Continuo, hoje e sempre, a ser um eterno irrequieto e curioso. Gosto de criar empresas e negócios, gosto de ver ideias a nascer. Com toda a humildade, deixo aqui algumas linhas que me orientam na vida, sabendo que ainda tenho muito para aprender:
Família: Ter um porto seguro em casa é um pilar fundamental para quem se queira aventurar. O apoio, o sorriso e o abraço de quem nos ama ao fim de um dia difícil são das coisas mais importantes que podemos receber.
Instinto: É algo que se vai adquirindo com base na experiência de vida. O mais importante é falhar e saber levantar-se, saber arriscar, sabendo que, se correr mal, a vida não para e existe sempre a oportunidade de melhorar. Assim, estaremos a alimentar o nosso instinto e temos que o seguir.
Equipa: Um dos aspetos mais importantes no meu percurso. A experiência que tenho tido até hoje permite-me saber ler com quem trabalho e ajuda-me a escolher a pessoa certa para o lugar, mesmo que tenha pouca experiência. Ter ao nosso lado as pessoas certas é completamente transformador, e a experiência adquire-se com tempo e facilidade. O que mais importa é a dedicação e a paixão com que essa pessoa abraça o desafio.
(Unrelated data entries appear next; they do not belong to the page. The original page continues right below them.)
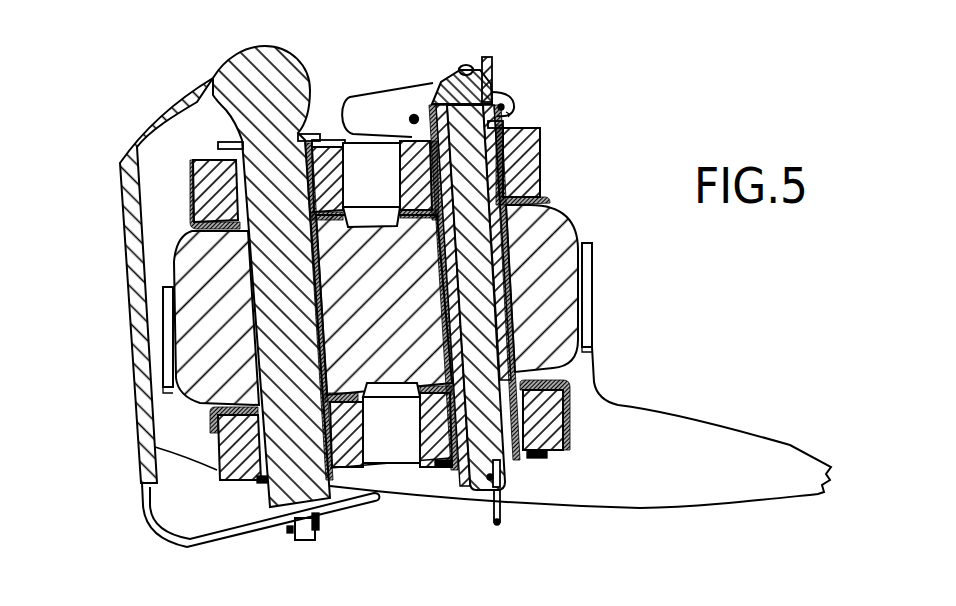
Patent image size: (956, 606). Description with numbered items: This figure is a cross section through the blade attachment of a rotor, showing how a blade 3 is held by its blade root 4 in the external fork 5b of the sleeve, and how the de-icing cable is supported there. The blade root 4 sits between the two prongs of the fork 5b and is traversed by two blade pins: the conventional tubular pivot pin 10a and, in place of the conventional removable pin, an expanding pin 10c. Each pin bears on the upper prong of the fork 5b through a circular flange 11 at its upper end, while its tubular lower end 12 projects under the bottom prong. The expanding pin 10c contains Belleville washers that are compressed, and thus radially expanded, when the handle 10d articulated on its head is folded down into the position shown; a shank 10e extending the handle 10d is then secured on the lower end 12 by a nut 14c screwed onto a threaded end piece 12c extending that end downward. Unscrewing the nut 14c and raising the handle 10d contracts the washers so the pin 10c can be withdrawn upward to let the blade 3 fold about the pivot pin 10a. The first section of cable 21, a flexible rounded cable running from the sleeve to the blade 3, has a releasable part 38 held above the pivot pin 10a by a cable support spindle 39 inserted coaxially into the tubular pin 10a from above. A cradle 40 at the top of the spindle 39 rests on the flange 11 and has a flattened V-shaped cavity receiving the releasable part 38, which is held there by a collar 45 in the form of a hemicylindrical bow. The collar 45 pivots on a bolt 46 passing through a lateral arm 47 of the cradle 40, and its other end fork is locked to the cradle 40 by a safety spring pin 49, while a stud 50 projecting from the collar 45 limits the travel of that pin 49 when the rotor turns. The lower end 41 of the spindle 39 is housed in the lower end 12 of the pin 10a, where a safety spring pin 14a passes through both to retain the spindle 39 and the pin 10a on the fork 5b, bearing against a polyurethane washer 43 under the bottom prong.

The blade 3 is at (745, 427).
The blade root 4 is at (540, 270).
The external fork 5b is at (530, 148).
The blade pin 10a is at (507, 337).
The expanding pin 10c is at (285, 322).
The handle 10d is at (140, 131).
The shank 10e is at (183, 545).
The circular flange 11 is at (222, 142).
The tubular lower end 12 is at (287, 482).
The threaded end piece 12c is at (305, 536).
The safety spring pin 14a is at (507, 487).
The nut 14c is at (317, 522).
The first section of cable 21 is at (373, 88).
The releasable part 38 is at (493, 95).
The cable support spindle 39 is at (467, 170).
The cradle 40 is at (512, 100).
The lower end 41 is at (490, 477).
The polyurethane washer 43 is at (540, 457).
The collar 45 is at (463, 66).
The bolt 46 is at (415, 115).
The lateral arm 47 is at (442, 90).
The safety spring pin 49 is at (515, 108).
The stud 50 is at (487, 60).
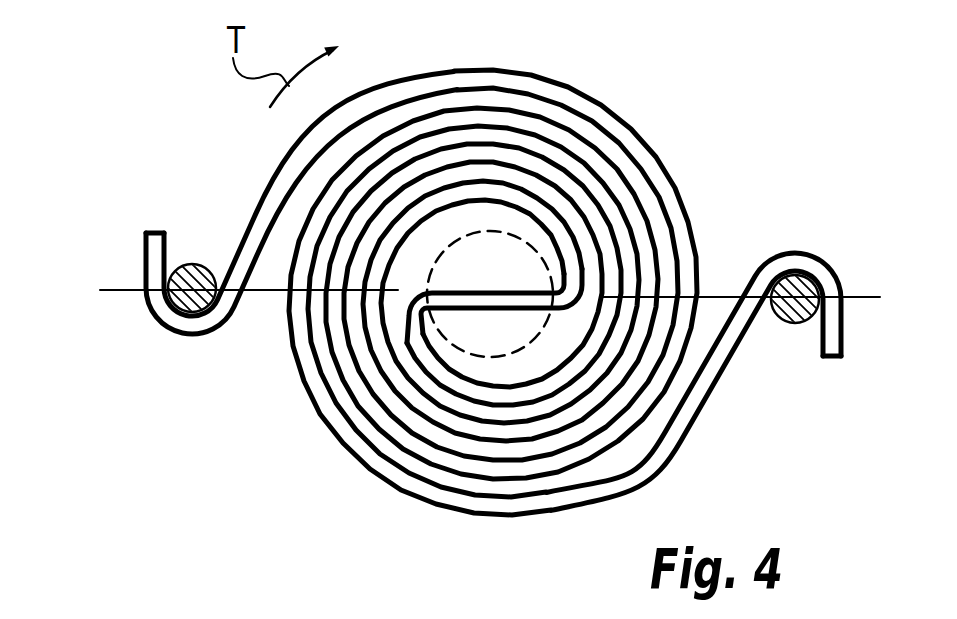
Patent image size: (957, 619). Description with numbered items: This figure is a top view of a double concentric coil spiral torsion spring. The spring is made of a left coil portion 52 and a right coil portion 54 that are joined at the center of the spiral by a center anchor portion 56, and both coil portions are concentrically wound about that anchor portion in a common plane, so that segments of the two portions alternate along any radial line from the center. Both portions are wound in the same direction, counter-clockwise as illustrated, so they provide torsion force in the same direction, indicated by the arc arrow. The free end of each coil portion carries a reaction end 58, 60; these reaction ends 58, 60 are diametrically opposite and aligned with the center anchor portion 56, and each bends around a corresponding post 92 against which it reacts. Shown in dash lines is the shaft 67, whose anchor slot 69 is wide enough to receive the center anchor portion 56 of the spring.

The left coil portion 52 is at (498, 267).
The right coil portion 54 is at (502, 193).
The center anchor portion 56 is at (472, 309).
The reaction end 58 is at (160, 307).
The reaction end 60 is at (838, 332).
The shaft 67 is at (517, 353).
The anchor slot 69 is at (521, 281).
The post 92 is at (203, 262).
Para terminar, não posso deixar de falar em Portugal, como país e mercado. As viagens e experiências internacionais permitem-me dizer isto com alguma confiança: os portugueses são dos melhores trabalhadores que podemos encontrar, desde que colocados no lugar certo. Temos uma nova geração no país onde o empreendedorismo não assusta. Temos uma economia fraca e desafiadora, com líderes pouco capazes e sem uma visão de longo prazo, porque a agenda política impede que isso aconteça. É difícil empreender em Portugal, mas existe quem o faça com muito sucesso. Com uma legislação mais simplificada, uma carga fiscal mais leve, uma imprensa que dê visibilidade ao sucesso sem se alimentar do insucesso e tribunais que funcionem em tempos razoáveis, imaginem onde Portugal poderia chegar e o crescimento que as empresas portuguesas poderiam ter, criando emprego e mais capacidade de compra para todos.